Product Safety Electrical Appliance & Materials

 電気製品の安全性を確保することを義務付け,漏電や感電などを減らすことを狙った法律のこと。正式名称は「電気用品安全法」である。

 規制対象となる製品は冷蔵庫や洗濯機,テレビ,ゲーム機などからACアダプタ,蛍光灯用ソケットまで450品目に及ぶ。新製品のほか,中古品も対象となる。製造事業者や輸入事業者は自主検査を実施し,安全性を確認した上で「PSEマーク」を製品に付けて販売しなければならない。これまで国が行っていた認可を民間企業に委ねる「規制緩和」の一環とされる。

 そもそもPSE法は,1999年に電気用品取締法(旧法)から改正されたもので,2001年4月1日に施行された。この際,旧法に基づく表示を付けて市場に流通している規制対象製品については,期間を限って販売を認めた(図1)。

 PSE法では,リサイクル事業者なども届け出を提出することで「製造事業者」になり,中古製品がPSE法の技術基準に適合していることを確認できれば,製品にPSEマークを付けて販売できるようになる。ただし,1000Vもの電圧をかけて絶縁耐力試験を実施する必要があり,それ自体が危険といった声がある。

 この法律を巡っては,2006年4月の本格施行を控えた2月ごろから,「中古の電子機器が売買できなくなる」として施行に反対する声があがり始めた。リサイクル事業者は「経済産業省がPSE法の周知を徹底しなかったため,今まで同法の存在を知らなかった」として,PSE非対応品の販売猶予期間のさらなる延長などを求めた。このほか,中古電子楽器などのいわゆる「ビンテージもの」も対象だったため,ミュージシャンなどが規制の見直しを求めて署名運動を展開した。

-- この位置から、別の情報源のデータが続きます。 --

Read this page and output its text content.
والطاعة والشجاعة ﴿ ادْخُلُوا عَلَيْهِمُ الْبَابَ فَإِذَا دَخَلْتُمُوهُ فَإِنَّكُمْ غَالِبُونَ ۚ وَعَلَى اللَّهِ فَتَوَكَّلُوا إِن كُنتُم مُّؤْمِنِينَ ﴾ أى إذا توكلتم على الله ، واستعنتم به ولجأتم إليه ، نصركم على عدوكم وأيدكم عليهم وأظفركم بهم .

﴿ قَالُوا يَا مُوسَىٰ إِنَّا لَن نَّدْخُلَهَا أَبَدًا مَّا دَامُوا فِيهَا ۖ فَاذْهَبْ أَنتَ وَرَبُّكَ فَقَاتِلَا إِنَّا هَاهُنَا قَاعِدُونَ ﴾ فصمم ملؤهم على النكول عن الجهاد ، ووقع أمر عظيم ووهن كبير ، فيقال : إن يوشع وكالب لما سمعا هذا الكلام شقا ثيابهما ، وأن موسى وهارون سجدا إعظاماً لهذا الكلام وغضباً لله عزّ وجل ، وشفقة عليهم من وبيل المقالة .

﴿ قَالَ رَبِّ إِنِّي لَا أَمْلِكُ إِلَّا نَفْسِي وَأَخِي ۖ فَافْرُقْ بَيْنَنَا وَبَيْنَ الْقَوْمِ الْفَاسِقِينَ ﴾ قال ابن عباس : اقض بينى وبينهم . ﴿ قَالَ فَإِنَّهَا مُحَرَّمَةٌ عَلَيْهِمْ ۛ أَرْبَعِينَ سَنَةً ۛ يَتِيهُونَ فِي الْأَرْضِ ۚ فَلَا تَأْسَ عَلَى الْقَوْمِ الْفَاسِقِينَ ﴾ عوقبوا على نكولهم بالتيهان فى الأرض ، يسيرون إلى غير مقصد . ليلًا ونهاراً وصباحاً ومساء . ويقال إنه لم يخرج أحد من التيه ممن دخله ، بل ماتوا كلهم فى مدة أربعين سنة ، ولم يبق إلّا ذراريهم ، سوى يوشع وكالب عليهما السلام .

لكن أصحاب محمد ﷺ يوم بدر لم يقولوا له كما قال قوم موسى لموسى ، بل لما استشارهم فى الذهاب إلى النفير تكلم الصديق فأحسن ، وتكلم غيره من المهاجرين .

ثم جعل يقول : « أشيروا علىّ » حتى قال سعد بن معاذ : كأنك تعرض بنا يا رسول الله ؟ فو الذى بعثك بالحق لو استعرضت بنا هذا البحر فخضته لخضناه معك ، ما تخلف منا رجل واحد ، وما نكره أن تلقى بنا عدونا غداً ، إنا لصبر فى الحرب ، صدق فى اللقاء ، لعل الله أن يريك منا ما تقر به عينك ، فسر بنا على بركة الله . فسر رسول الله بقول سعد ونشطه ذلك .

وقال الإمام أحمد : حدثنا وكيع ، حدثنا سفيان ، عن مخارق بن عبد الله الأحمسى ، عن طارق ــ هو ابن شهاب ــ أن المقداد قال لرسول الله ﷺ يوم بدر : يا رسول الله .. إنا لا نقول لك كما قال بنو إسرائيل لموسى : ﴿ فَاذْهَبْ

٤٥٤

 これらの動きを受けて経済産業省は,中古品については事実上PSEマークを不要とすることを決めた。マークの取得に必要な漏電検査機器などが中古品業者に行き渡るまでの間は,「業者が客に中古品をレンタルした」と見なすという。

図1 PSE法の対象製品と販売猶予期限
図1 PSE法の対象製品と販売猶予期限日経エレクトロニクス2006年3月27日号より抜粋)

<更新情報>
2006年3月24日の経済産業省の発表を受けて,文章を加筆しました。